Não deu para entender direito também quem são esses ultrarradicais que xingam colegas do PSOL e do PSTU de "cabo Anselmo". Perfilá-los não era mesmo fácil. Eles trataram mal os jornalistas, com silêncio, empurrões e pedradas. "É proibido passar informação para a imprensa burguesa", anunciou uma estudante às repórteres da Folha, na porta da reitoria ocupada.
Sem um discurso articulado dos invasores -"Ocupe a reitoria que existe em você" era um dos slogans -, todo tipo de preconceito veio à tona. Eles seriam adolescentes mal-agradecidos, educados com o dinheiro dos impostos que todos nós pagamos. Em artigo na sexta-feira, a advogada Janaina Conceição Paschoal critica os jovens revoltados que "ostentaram roupas de grife e automóveis novos".
É uma generalização estranha, porque os alunos de maior poder aquisitivo estão, em geral, nos cursos de engenharia, economia e medicina, não em filosofia, ciências sociais, história e letras, de onde saíram os indignados.

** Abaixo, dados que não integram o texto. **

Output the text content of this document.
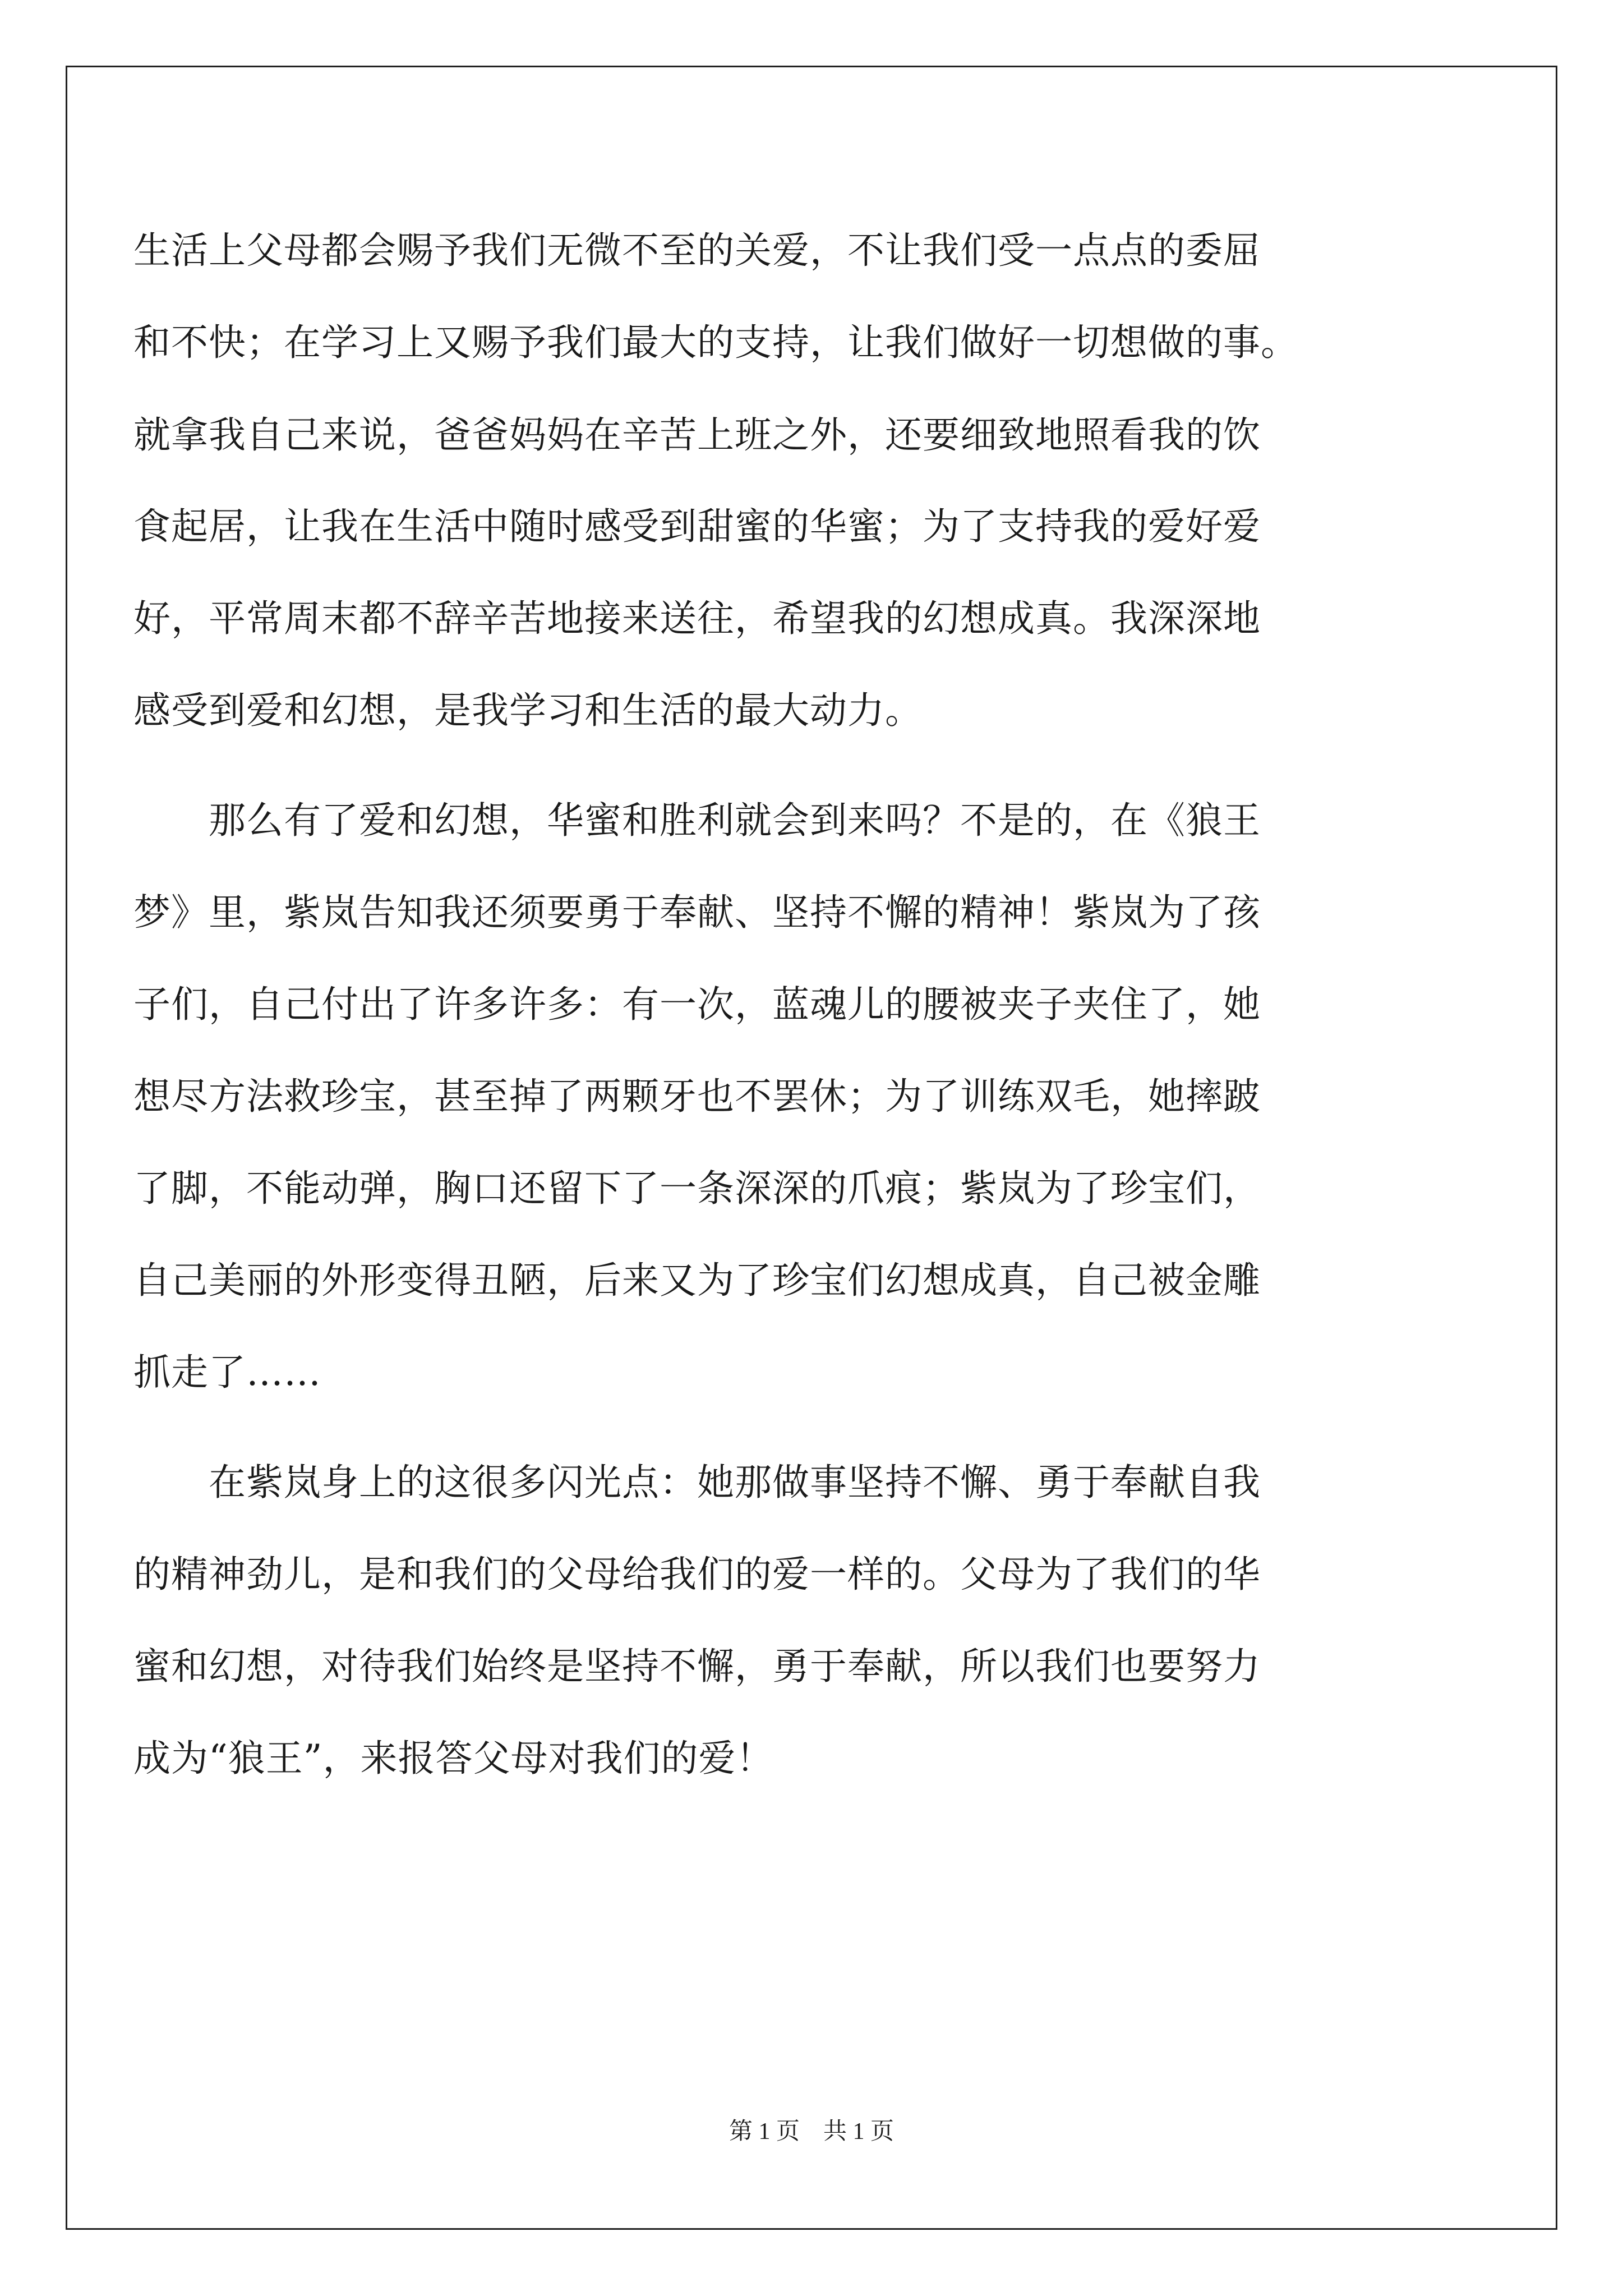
生活上父母都会赐予我们无微不至的关爱，不让我们受一点点的委屈
和不快；在学习上又赐予我们最大的支持，让我们做好一切想做的事。
就拿我自己来说，爸爸妈妈在辛苦上班之外，还要细致地照看我的饮
食起居，让我在生活中随时感受到甜蜜的华蜜；为了支持我的爱好爱
好，平常周末都不辞辛苦地接来送往，希望我的幻想成真。我深深地
感受到爱和幻想，是我学习和生活的最大动力。
　　那么有了爱和幻想，华蜜和胜利就会到来吗？不是的，在《狼王
梦》里，紫岚告知我还须要勇于奉献、坚持不懈的精神！紫岚为了孩
子们，自己付出了许多许多：有一次，蓝魂儿的腰被夹子夹住了，她
想尽方法救珍宝，甚至掉了两颗牙也不罢休；为了训练双毛，她摔跛
了脚，不能动弹，胸口还留下了一条深深的爪痕；紫岚为了珍宝们，
自己美丽的外形变得丑陋，后来又为了珍宝们幻想成真，自己被金雕
抓走了……
　　在紫岚身上的这很多闪光点：她那做事坚持不懈、勇于奉献自我
的精神劲儿，是和我们的父母给我们的爱一样的。父母为了我们的华
蜜和幻想，对待我们始终是坚持不懈，勇于奉献，所以我们也要努力
成为“狼王”，来报答父母对我们的爱！
第 1 页　共 1 页
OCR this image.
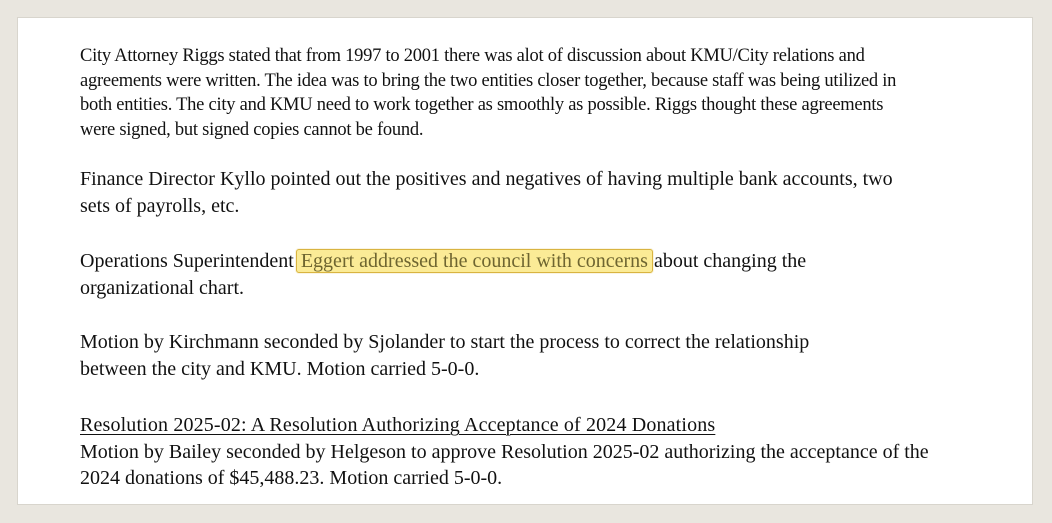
City Attorney Riggs stated that from 1997 to 2001 there was alot of discussion about KMU/City relations and
agreements were written. The idea was to bring the two entities closer together, because staff was being utilized in
both entities. The city and KMU need to work together as smoothly as possible. Riggs thought these agreements
were signed, but signed copies cannot be found.

Finance Director Kyllo pointed out the positives and negatives of having multiple bank accounts, two
sets of payrolls, etc.

Operations Superintendent Eggert addressed the council with concerns about changing the
organizational chart.

Motion by Kirchmann seconded by Sjolander to start the process to correct the relationship
between the city and KMU. Motion carried 5-0-0.

Resolution 2025-02: A Resolution Authorizing Acceptance of 2024 Donations
Motion by Bailey seconded by Helgeson to approve Resolution 2025-02 authorizing the acceptance of the
2024 donations of $45,488.23. Motion carried 5-0-0.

Agora que os rostos apareceram, a reportagem poderia descobrir onde moram essas pessoas, como se sustentam e o que pensam. "Dizer que a USP atende só à elite é uma crítica despreparada e desrespeitosa. A discussão sobre o que ocorreu na universidade está reducionista e mesquinha", critica Emídio Marques de Matos Neto, 32, doutorando em biologia celular na USP, que se opôs à ocupação da reitoria.
A Folha teve o mérito de não contaminar as reportagens com opinião, mas não conseguiu clarificar o debate nem combater as generalizações. O jornal poderia ter se esforçado e feito a diferença, tem know-how para isso. A discussão sobre o que ocorre na Cidade Universitária, como se viu pela repercussão, não interessa apenas aos que estudam e trabalham ali.